First Liberty Institute, a non-profit law firm focused on defending religious freedom, announced Thursday that the Westerly, Rhode Island Memorial and Library Association has agreed to rescind its two-year ban of Gail Blair from the park and library located across the street from her home.
“We commend the Rhode Island’s Memorial and Library Association for resolving the case and recognizing our client’s religious liberty,” Jeremy Dys, special counsel for litigation and communications at First Liberty, stated in their press release. “Our client is thrilled that she can once again enter the park across the street from her home and talk with other visitors.”
In June of this year, First Liberty Institute and Blair’s attorney, William Wray, Jr., with Adler Pollock & Sheehan P.C., filed discrimination charges with the Rhode Island Commission for Human Rights against the Memorial and Library Association. The complaint charged that park and library officials violated Rhode Island’s laws for places of public accommodation and discriminated against Blair based on religion and disability whey they banned her for distributing pocket-sized copies of the Gospel of John to park goers.
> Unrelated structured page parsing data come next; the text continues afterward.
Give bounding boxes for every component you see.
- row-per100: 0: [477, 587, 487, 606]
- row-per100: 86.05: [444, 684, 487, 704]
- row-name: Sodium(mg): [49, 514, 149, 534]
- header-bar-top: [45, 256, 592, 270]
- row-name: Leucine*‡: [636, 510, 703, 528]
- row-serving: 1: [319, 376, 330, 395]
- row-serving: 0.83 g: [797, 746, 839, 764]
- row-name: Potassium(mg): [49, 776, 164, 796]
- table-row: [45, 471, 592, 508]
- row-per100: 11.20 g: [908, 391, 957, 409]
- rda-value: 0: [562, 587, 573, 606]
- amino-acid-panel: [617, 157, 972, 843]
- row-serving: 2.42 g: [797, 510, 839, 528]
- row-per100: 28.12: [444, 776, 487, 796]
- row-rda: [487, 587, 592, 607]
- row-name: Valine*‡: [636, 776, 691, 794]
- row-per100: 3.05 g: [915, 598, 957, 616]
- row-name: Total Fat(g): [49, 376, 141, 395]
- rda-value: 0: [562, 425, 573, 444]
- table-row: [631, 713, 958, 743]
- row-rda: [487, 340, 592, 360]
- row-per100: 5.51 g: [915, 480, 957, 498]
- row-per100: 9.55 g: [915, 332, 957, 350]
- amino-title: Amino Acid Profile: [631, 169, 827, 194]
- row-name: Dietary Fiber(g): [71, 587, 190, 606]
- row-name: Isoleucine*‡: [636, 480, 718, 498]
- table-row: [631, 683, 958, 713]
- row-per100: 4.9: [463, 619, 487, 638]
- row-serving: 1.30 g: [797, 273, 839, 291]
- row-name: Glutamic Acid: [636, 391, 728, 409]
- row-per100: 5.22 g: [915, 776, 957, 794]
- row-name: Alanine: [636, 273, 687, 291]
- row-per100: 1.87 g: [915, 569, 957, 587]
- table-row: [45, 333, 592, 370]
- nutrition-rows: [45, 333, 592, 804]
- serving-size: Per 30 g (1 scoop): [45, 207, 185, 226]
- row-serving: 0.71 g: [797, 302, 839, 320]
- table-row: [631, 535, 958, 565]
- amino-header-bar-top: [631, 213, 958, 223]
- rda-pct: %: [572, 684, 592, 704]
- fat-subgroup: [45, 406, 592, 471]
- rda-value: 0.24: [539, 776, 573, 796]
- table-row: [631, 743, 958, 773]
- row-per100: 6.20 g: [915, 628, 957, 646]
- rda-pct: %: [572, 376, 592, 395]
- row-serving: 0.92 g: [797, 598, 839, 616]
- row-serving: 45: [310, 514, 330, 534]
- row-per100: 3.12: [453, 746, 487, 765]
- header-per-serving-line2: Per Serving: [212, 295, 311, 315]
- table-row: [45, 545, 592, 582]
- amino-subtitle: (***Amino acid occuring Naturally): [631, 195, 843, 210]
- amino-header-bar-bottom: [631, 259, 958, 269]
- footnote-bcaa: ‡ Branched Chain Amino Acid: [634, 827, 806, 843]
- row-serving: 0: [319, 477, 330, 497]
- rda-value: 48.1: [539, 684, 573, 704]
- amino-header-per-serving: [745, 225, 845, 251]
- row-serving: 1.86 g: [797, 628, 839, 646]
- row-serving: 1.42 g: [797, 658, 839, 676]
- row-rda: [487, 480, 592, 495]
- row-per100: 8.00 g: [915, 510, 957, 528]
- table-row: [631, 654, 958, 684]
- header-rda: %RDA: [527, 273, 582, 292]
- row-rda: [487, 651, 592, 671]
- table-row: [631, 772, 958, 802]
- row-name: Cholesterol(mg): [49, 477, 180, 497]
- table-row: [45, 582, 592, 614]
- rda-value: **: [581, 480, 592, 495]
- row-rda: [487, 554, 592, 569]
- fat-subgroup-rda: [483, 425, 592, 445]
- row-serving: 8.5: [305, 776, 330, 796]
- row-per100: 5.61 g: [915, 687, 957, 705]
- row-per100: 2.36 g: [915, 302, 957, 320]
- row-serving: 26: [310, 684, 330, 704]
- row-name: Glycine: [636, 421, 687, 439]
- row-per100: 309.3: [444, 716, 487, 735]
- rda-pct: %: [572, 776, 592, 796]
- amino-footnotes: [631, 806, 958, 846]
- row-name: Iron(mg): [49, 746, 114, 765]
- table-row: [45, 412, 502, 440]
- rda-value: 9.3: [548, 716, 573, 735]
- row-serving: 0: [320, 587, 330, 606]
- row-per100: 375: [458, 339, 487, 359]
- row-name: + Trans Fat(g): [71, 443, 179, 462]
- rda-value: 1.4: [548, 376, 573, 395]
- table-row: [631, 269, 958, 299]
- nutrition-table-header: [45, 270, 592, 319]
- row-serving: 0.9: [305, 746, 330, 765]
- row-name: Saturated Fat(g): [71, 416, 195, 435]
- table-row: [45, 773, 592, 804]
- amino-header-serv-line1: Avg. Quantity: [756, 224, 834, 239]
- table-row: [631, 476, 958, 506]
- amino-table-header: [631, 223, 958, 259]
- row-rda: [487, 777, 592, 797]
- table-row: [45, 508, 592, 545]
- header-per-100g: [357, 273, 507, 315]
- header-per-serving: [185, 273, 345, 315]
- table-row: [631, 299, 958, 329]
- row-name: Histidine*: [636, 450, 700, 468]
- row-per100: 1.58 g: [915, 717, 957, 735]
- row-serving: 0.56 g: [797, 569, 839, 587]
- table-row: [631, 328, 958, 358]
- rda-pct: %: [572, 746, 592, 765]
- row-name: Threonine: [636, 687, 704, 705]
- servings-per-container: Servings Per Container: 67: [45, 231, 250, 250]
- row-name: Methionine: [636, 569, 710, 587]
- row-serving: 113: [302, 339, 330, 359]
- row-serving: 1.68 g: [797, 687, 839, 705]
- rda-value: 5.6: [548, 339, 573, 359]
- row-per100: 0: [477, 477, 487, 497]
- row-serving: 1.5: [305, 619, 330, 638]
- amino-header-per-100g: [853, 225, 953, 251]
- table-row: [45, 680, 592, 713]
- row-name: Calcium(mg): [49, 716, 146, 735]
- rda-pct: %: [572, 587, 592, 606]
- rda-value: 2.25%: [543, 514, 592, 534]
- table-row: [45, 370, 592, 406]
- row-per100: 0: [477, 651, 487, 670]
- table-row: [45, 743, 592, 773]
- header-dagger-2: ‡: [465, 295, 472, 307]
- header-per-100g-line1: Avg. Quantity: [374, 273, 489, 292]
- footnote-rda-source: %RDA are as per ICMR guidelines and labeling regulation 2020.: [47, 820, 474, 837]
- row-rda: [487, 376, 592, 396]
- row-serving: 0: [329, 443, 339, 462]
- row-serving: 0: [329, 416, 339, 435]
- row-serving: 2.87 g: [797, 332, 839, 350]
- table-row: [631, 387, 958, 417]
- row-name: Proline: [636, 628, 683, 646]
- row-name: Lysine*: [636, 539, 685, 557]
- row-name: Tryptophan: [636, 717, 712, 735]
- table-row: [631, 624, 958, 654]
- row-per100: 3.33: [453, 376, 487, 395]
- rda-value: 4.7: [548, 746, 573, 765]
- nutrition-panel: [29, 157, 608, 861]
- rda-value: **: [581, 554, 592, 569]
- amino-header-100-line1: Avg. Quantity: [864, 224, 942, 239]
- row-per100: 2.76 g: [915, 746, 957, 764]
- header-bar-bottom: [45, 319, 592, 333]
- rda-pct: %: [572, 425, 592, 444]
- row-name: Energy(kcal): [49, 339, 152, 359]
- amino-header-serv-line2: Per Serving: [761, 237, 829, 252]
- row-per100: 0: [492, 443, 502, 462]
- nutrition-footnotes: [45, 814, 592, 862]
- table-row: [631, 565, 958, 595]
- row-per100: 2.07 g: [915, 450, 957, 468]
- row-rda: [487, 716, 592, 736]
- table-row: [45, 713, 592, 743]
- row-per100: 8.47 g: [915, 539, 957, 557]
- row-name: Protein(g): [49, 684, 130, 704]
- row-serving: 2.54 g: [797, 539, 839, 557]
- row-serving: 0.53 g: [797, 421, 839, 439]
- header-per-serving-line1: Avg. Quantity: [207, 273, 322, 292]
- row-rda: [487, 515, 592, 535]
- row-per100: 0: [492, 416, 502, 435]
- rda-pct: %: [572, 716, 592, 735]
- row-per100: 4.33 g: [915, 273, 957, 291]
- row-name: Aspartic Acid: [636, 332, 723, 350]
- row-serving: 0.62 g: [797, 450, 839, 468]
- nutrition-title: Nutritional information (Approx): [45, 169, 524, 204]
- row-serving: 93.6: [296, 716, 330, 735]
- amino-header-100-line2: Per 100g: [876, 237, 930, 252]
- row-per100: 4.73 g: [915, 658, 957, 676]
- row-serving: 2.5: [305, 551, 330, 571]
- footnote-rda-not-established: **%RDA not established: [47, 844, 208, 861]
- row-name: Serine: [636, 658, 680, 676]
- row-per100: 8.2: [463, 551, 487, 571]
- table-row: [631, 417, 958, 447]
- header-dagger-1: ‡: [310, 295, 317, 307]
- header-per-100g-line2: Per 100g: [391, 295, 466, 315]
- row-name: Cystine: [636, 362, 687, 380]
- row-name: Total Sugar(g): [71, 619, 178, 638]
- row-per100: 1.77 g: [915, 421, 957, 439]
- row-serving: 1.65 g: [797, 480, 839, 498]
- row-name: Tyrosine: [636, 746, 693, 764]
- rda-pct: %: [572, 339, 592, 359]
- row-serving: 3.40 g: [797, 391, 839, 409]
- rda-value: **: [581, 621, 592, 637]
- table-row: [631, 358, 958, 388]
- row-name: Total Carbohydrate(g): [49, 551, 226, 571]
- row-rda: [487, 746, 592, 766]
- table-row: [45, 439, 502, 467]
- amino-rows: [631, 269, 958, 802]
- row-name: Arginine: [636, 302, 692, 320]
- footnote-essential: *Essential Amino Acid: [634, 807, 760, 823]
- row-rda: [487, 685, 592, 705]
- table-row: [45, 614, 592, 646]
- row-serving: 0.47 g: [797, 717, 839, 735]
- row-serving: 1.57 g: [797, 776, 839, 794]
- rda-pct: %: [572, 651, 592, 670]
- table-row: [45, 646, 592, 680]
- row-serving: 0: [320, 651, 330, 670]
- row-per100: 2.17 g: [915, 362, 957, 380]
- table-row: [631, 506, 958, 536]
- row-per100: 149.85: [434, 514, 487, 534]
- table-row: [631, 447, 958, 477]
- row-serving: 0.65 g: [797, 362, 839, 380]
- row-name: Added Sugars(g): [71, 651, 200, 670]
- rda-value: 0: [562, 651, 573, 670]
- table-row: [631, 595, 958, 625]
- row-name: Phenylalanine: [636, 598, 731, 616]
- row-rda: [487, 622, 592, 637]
In a video testimonial posted on First Liberty Institute’s website, Blair says she was informed of her banishment from Wilcox Park and neighboring Westerly Library by the park’s director as she sat on a park bench talking with another gentleman.
A few weeks later, Blair returned to Wilcox Park to help her church host a pre-approved Vacation Bible School event in July 2019. Shortly after, she received a phone call from the Westerly Police Department threatening to arrest her for trespassing if she entered the park again.
“I am thankful to First Liberty Institute and all my attorneys for fighting on my behalf and look forward to once again spending time in the park and sharing my faith in Jesus with those who are interested in having the conversation,” Blair stated in the press release.
In her video testimonial, Blair said the best day of her life was when she became a Christian on Jan. 7, 1984 while attending a Bible study of the Gospel of John. Since losing her sight because of a genetic disorder, the 60-something former nurse says she is confident that God has her exactly where she needs to be.
“I think about daily, the lost souls,” Blair says in the video. “I think the Lord has positioned me right across from the park. It is a divine assignment that I absolutely need to fulfill. It’s just a must.”